Issue No. 24 | December 16-31, 2013

A recent study by Physicians for Social Responsibility (PSR) has stated that an India-Pakistan nuclear war may see the use of about 100 Hiroshima-size bombs – about half of India and Pakistan’s nuclear arsenals.

A new study says that a nuclear exchange on such a scale would “probably cause the end (of) modern industrial civilisation as we know it” by subjecting about two billion people to the risk of starvation, and causing massive economic and social disruptions far away from the theatre of war. Among the consequences of a nuclear exchange: Chinese winter wheat production could decline by 50 per cent during the first year and by more than 30 per cent over ten years; there would be a 21 per cent decline in Chinese middle-season rice production during the first four years and an average 10 per cent decline in the following six years; corn and soybean production in the United States would decline by 10 per cent on average for ten years.

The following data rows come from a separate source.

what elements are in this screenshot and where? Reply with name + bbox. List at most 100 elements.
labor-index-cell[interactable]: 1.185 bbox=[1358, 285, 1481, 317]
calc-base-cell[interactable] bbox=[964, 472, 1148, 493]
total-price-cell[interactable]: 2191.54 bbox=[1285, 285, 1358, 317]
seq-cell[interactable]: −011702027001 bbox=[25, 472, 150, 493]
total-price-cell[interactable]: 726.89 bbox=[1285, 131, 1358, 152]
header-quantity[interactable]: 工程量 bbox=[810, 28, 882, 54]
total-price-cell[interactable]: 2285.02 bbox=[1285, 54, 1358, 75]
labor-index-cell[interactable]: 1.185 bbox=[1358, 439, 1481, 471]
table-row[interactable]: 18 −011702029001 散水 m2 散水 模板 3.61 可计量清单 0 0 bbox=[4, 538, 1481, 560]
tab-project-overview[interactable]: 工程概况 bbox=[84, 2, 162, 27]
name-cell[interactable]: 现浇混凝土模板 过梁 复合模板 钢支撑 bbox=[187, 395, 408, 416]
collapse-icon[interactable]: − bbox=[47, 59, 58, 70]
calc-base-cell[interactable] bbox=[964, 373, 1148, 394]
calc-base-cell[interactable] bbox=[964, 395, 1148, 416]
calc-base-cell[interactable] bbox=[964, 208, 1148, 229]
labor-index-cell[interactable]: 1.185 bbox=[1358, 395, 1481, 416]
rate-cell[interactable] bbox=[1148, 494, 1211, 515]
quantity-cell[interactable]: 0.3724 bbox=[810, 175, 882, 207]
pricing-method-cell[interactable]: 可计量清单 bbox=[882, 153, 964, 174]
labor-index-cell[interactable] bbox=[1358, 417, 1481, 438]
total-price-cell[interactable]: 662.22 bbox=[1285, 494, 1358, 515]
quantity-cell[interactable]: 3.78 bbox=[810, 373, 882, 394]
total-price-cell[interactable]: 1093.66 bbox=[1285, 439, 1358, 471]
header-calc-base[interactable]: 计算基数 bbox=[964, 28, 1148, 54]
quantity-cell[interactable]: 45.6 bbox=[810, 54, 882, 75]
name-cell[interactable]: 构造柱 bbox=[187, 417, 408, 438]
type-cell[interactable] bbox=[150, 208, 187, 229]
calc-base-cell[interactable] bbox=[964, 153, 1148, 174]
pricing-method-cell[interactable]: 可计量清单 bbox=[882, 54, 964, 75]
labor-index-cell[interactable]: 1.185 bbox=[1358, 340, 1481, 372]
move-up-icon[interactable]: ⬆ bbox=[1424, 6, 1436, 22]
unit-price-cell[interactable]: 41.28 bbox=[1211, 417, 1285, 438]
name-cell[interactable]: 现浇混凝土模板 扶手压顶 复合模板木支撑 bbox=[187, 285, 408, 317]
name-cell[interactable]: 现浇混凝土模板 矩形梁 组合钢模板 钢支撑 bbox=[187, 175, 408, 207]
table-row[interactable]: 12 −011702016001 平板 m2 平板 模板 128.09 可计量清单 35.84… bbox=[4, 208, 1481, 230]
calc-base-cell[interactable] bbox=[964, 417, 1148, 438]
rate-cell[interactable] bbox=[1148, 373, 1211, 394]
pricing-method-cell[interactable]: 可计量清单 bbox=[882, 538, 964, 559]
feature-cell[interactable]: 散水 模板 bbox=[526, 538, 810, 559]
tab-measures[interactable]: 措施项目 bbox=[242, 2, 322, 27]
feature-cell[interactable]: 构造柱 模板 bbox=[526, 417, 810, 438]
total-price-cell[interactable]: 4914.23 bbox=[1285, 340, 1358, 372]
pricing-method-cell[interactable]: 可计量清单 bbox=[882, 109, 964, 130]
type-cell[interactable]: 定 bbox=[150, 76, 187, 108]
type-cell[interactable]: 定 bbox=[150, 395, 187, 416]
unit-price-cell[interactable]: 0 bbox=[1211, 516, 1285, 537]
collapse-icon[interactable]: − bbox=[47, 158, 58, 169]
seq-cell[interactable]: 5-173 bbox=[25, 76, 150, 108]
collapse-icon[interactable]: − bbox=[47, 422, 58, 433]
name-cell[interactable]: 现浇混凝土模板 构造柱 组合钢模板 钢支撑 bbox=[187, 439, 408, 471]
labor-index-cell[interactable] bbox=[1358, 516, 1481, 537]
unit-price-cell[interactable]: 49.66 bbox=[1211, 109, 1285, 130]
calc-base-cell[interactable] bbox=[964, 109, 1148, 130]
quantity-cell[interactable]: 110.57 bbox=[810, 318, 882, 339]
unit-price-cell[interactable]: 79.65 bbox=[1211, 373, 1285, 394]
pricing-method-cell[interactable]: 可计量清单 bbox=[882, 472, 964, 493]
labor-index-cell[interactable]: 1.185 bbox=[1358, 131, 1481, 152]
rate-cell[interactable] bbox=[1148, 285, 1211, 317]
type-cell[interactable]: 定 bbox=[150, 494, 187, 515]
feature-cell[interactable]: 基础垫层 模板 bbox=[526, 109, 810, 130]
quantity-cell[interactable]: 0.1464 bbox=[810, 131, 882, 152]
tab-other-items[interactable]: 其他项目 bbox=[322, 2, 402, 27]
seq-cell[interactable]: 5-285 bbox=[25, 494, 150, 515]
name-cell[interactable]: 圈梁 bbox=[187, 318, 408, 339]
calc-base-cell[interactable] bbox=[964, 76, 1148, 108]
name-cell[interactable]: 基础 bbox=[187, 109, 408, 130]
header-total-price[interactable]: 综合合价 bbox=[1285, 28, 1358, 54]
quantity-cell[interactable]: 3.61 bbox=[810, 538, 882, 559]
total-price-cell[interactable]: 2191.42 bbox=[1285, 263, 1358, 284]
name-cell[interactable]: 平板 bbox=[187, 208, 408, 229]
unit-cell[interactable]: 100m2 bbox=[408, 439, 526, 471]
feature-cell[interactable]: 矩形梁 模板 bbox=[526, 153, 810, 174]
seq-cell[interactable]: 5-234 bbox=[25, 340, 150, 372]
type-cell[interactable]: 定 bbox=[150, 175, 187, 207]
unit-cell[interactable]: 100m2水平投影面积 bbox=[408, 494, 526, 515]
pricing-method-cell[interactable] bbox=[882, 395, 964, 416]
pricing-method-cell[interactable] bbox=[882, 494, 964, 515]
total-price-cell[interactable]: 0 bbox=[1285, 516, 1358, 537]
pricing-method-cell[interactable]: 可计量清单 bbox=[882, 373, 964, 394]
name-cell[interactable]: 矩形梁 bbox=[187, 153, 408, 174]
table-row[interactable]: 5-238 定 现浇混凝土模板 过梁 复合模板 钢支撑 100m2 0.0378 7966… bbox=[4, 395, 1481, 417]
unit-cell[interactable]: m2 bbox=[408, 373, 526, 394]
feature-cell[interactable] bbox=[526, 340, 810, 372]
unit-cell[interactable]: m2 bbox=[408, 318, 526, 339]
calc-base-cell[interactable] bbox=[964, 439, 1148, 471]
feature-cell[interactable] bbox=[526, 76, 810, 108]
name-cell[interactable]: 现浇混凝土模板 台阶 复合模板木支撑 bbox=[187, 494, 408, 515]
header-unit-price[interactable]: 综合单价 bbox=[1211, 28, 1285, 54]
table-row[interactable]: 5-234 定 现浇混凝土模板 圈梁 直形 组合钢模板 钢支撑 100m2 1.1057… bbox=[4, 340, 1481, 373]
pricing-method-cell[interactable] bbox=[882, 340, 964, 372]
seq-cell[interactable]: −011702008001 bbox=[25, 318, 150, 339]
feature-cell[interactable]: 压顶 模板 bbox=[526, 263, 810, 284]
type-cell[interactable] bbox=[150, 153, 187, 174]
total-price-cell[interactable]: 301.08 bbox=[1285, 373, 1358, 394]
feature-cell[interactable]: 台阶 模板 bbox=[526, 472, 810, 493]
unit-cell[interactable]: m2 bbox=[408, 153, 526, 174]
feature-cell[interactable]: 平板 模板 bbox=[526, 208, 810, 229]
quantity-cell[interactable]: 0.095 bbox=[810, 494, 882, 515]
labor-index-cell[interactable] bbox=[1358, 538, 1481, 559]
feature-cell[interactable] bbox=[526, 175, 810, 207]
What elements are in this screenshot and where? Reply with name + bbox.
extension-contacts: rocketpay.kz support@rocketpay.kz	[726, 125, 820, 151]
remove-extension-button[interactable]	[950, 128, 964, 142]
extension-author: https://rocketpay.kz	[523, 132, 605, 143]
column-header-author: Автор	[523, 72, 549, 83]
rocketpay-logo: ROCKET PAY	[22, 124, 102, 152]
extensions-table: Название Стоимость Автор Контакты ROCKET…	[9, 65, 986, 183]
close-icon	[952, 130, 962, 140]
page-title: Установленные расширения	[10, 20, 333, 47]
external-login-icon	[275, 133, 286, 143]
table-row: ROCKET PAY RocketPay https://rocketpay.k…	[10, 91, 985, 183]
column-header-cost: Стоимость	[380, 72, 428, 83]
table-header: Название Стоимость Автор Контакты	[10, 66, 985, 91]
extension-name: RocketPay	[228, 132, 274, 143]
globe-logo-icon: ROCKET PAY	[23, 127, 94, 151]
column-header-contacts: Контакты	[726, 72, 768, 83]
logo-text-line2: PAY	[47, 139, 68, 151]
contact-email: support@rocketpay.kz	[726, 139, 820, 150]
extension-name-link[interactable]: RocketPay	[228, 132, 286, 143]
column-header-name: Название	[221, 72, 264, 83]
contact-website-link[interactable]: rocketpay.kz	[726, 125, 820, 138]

The 2012 study by PSR predicted that an India-Pakistan nuclear war could put more than one billion people at risk of starvation. The more recent study, released last month, adjusts this figure and calculates that an India-Pakistan nuclear war would put more than two billion people at risk. The updated analysis includes a study that shows that Chinese winter wheat production could decline by 50 per cent during the first year and by more than 30 per cent over ten years. Increasing crop prices due to a reduction of supply would worsen food shortages.

“Significant, sustained agricultural shortfalls over an extended period would almost certainly lead to panic and hoarding on an international scale as food exporting nations suspended exports in order to assure adequate food supplies for their own populations,” the report says. “This turmoil in the agricultural markets would further reduce accessible food.”

The chain of events which would lead to the catastrophe described in the report begins with firestorms caused by nuclear detonations. These detonations would send more than six million tonnes of soot into the atmosphere, shutting out sunlight and creating a global cooling effect scientists call “nuclear winter.”